Learning to love my body for exactly what it is has been a process, but I realize that it’s a choice that I get to make. I’ve realized that having an ostomy has only made me stronger, and it’s only a tiny part of who I am. What once was a HUGE deal, simply isn’t anymore.
I see the beauty in what once made me feel so different, and this has made an incredible impact on my life.
I simply became tired of putting my energy and focus onto my ostomy. It is what it is, and I no longer let it hold me back from anything.
Each day isn’t perfect, and I still struggle with body image issues at times. It’s a constant learning process, but the more I practice it, the easier and easier it becomes.
What’s made the biggest impact for me is focusing on what my body is capable of, not how it looks.
My husband and I call our bodies our “meat suit,” as we are SO MUCH MORE than how we look. To me, true beauty comes from the inside.
Our bodies have to do SO MANY things, just to keep us alive, right in this moment. That in itself is a miracle. You being here today and having the ability to read this is a miracle.
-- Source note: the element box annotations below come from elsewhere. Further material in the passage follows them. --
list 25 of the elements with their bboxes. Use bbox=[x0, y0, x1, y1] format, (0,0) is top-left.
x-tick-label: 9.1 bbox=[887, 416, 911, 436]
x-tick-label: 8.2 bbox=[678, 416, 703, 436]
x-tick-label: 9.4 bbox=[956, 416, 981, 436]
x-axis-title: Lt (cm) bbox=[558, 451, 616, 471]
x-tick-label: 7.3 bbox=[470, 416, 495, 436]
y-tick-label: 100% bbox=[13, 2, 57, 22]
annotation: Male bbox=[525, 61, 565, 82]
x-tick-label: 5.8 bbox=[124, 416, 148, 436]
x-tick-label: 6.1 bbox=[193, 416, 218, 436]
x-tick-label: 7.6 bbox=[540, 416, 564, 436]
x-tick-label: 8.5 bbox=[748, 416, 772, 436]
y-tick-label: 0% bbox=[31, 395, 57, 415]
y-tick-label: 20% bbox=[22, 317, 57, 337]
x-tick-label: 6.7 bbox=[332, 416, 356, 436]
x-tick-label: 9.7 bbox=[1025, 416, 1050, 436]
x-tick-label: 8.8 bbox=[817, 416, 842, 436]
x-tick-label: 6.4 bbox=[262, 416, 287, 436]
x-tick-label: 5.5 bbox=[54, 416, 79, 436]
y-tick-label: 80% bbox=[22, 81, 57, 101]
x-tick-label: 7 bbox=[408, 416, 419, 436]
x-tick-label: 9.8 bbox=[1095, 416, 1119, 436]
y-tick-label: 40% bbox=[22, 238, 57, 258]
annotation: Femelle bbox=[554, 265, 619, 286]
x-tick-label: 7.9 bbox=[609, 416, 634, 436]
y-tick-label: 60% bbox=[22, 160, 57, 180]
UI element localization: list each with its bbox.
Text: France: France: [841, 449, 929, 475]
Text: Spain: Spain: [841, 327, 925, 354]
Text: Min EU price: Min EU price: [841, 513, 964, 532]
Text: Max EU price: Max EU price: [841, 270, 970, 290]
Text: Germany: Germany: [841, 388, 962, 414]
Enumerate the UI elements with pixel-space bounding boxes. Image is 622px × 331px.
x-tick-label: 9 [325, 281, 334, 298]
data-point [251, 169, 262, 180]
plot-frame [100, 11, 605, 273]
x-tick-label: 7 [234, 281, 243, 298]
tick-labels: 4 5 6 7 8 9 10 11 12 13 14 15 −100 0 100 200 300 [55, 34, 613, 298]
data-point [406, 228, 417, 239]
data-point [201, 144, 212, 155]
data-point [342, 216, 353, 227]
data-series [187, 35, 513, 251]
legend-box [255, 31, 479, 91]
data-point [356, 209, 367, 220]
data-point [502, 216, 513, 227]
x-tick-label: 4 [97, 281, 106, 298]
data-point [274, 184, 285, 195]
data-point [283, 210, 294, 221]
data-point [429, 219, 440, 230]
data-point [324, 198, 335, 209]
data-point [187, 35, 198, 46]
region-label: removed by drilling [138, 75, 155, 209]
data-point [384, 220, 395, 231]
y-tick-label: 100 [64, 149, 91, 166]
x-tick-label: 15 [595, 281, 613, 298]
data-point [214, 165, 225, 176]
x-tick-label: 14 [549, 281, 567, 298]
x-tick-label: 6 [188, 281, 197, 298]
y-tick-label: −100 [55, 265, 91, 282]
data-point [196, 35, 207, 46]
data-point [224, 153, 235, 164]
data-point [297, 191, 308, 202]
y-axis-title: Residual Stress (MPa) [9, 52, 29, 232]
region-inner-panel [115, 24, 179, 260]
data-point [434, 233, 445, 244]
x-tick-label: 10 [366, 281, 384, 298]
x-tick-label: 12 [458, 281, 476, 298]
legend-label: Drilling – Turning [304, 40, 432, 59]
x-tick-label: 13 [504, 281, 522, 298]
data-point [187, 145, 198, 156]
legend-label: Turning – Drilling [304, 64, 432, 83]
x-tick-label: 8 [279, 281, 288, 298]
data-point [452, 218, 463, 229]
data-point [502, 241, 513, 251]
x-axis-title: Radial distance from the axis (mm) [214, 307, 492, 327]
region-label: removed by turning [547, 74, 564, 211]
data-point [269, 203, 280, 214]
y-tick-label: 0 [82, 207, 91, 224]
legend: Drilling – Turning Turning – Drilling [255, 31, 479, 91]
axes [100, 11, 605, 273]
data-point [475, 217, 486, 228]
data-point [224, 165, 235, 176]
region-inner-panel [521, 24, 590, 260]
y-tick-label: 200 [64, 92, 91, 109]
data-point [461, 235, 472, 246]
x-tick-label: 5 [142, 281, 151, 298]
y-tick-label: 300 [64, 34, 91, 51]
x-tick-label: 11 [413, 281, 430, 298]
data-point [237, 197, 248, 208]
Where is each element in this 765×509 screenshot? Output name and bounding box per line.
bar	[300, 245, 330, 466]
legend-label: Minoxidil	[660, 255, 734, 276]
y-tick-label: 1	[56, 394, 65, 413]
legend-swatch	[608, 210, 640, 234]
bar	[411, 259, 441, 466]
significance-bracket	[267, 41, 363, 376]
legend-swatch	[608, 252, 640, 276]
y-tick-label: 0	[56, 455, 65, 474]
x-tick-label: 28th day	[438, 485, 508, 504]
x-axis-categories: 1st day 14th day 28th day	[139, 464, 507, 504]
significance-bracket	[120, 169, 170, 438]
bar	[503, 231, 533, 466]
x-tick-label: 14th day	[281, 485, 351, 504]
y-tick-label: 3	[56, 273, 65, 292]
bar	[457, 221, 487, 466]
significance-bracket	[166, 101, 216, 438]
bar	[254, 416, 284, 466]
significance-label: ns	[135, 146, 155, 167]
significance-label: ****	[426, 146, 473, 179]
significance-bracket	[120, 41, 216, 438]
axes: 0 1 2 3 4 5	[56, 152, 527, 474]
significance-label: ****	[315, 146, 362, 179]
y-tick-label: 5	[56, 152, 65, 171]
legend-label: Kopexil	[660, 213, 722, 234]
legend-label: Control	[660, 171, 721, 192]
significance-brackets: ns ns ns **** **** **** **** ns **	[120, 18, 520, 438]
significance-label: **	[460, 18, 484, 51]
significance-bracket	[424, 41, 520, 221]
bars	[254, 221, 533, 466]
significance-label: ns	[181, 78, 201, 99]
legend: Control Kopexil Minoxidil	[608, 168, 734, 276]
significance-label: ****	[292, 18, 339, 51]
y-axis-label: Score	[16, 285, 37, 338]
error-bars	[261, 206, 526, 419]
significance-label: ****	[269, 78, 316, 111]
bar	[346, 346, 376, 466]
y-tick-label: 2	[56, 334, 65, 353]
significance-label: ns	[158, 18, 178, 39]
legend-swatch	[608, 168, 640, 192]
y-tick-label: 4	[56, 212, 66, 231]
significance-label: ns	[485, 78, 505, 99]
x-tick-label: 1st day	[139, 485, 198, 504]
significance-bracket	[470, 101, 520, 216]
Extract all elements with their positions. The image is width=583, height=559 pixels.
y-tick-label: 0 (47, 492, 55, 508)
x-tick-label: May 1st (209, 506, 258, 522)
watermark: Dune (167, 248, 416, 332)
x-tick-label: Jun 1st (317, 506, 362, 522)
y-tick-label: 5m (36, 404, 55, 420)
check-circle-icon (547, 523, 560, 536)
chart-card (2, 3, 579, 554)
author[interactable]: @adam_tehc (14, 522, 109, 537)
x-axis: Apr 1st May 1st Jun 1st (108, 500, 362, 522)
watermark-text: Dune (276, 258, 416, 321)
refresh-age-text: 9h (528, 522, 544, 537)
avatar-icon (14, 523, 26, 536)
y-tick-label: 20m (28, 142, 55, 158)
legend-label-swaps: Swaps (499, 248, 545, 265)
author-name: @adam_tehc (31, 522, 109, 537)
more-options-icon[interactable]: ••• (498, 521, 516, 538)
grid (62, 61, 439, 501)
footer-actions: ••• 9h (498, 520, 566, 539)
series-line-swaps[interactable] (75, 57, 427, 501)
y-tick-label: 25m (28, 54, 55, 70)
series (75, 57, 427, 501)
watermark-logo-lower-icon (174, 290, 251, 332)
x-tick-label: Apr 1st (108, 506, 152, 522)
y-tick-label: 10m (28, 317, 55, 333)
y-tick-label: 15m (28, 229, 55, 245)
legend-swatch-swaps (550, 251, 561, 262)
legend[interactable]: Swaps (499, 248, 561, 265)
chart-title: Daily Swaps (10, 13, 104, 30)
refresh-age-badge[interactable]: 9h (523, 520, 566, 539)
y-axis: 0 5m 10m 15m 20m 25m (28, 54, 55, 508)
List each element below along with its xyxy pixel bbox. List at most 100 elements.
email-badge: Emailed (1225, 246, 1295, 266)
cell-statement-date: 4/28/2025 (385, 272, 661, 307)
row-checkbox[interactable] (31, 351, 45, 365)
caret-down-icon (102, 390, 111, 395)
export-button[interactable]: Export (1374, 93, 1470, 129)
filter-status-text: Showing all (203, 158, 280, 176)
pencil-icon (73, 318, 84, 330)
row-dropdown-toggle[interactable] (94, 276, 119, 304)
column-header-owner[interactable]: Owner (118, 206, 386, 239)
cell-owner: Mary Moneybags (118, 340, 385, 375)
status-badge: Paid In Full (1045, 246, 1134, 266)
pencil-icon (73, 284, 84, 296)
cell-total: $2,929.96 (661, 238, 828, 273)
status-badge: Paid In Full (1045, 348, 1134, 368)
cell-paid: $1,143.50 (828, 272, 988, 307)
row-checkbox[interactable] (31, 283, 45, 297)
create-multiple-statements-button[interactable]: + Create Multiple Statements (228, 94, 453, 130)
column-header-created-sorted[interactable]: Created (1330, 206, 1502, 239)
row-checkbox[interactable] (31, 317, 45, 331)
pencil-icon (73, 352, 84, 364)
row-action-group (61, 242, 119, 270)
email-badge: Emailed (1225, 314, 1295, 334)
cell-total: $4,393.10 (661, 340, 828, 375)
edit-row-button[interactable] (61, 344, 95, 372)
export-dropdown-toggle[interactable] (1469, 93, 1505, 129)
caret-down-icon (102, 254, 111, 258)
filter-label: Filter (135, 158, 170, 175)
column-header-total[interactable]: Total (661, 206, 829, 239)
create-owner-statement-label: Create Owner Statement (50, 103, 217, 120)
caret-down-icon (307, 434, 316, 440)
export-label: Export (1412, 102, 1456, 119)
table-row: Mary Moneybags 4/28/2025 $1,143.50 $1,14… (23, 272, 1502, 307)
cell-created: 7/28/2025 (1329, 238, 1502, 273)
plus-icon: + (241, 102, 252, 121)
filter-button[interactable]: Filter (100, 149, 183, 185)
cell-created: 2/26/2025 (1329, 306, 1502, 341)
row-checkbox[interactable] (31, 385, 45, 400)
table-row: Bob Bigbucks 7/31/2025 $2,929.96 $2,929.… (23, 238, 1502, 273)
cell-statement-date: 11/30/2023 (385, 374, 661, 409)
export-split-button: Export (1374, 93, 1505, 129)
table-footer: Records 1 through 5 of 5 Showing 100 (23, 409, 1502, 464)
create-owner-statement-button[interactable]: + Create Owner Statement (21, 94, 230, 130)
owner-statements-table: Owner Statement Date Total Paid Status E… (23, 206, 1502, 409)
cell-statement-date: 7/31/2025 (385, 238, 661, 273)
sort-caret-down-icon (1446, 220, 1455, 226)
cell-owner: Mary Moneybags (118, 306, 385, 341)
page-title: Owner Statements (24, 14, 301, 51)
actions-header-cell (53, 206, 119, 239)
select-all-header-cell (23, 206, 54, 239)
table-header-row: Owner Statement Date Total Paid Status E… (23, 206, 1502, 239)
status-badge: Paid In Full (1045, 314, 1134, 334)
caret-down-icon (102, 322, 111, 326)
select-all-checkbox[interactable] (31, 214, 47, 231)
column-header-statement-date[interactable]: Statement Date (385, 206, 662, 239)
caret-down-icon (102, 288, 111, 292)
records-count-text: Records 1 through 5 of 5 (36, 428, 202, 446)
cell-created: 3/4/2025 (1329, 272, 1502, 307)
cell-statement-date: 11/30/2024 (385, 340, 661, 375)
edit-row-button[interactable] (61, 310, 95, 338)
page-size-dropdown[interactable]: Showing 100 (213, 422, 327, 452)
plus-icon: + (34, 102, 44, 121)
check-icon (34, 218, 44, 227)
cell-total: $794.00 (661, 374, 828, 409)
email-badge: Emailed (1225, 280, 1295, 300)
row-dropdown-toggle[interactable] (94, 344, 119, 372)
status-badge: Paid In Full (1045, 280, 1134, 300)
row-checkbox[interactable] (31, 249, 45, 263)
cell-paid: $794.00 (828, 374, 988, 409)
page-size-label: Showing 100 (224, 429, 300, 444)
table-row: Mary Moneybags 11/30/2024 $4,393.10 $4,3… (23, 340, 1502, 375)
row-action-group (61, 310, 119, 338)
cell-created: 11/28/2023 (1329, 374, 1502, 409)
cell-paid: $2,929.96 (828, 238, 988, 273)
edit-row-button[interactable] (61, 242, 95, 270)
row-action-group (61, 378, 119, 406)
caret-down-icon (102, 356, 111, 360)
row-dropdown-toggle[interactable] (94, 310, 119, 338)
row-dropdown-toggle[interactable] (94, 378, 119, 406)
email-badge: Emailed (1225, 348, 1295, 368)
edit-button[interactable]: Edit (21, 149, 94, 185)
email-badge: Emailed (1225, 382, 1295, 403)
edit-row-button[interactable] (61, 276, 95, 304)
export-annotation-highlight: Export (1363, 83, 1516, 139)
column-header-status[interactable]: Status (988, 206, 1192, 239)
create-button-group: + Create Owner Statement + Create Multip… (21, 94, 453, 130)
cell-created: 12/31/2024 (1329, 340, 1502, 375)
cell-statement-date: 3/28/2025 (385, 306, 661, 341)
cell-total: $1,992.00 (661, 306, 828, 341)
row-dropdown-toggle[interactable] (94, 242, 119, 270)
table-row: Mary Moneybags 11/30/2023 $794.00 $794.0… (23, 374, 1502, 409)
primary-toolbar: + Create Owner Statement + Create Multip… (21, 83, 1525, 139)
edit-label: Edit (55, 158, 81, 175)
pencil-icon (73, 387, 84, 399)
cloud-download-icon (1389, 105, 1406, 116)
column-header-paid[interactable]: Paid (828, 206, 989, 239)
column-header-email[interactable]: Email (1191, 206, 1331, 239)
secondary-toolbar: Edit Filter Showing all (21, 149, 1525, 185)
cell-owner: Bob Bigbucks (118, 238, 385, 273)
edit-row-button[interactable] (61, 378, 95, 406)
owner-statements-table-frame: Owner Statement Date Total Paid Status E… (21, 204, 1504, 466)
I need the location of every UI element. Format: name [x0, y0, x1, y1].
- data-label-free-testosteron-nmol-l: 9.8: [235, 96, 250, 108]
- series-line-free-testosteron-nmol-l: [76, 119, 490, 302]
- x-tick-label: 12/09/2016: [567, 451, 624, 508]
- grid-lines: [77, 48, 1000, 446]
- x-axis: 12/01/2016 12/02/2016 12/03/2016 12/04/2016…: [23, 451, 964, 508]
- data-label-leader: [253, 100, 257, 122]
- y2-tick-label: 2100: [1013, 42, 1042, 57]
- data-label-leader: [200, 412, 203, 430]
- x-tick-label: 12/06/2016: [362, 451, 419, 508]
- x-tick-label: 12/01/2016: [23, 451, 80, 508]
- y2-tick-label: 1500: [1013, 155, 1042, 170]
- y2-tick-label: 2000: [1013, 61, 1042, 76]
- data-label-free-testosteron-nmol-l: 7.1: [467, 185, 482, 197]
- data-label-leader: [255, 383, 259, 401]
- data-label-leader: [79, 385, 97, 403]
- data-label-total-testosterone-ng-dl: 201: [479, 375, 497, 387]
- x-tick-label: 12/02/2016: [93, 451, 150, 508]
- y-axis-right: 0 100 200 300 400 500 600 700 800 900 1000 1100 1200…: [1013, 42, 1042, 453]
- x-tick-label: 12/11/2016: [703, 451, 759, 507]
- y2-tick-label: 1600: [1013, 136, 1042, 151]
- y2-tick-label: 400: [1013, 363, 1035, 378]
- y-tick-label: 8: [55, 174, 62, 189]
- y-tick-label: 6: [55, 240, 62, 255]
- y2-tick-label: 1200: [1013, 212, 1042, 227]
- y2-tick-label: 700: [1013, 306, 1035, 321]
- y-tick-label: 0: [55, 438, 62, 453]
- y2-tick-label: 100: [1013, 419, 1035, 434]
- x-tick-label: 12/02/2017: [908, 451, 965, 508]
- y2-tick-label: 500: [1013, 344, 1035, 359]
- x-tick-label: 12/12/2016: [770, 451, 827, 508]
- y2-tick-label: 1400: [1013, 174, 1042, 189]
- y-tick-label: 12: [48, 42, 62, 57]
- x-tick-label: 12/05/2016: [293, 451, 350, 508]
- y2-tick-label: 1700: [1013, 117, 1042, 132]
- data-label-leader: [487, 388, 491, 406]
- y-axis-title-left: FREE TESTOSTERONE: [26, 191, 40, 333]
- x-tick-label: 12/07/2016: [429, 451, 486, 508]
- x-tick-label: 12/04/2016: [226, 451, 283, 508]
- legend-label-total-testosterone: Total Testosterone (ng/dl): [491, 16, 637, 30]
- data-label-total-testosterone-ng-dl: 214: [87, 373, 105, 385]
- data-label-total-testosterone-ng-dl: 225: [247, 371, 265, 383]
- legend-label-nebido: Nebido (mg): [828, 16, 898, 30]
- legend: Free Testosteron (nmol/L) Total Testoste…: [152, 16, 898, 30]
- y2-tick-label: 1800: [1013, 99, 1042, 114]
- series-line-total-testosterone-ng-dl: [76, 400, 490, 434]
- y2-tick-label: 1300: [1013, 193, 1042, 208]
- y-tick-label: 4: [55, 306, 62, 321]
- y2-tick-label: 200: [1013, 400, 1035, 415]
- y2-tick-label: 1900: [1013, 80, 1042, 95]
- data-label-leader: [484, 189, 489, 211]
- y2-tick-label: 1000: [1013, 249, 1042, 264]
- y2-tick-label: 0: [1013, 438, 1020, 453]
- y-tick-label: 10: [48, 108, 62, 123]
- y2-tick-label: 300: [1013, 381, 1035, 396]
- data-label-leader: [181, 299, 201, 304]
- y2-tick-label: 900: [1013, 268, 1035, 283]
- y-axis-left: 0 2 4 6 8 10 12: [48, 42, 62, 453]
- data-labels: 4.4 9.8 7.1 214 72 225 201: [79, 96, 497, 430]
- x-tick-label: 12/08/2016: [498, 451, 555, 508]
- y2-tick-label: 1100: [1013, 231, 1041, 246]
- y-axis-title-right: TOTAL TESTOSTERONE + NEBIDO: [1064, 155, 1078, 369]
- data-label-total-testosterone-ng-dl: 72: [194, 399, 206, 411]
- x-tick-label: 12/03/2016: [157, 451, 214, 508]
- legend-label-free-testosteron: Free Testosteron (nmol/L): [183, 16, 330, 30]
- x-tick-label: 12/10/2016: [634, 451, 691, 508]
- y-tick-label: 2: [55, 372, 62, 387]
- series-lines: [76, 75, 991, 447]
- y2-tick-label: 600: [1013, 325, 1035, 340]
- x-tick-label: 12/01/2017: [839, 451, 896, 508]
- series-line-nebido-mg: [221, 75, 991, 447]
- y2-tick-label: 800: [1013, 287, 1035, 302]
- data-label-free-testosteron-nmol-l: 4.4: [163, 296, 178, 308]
Imagine if we all were exactly the same. How BORING would that be?
For what I once used to look at as my flaws and scars, I now look at as my strengths. Every scar and every challenge that I’ve faced has played a role in creating who I am today.
I’m now by far the strongest and healthiest that I have ever been. It’s been one hell of a journey, and it’s my hope that by me showing you that if I can totally accept myself just as I am, scars, ostomy and all, you can too.
All pictures that were taken this year – healthier and stronger than I’ve ever been!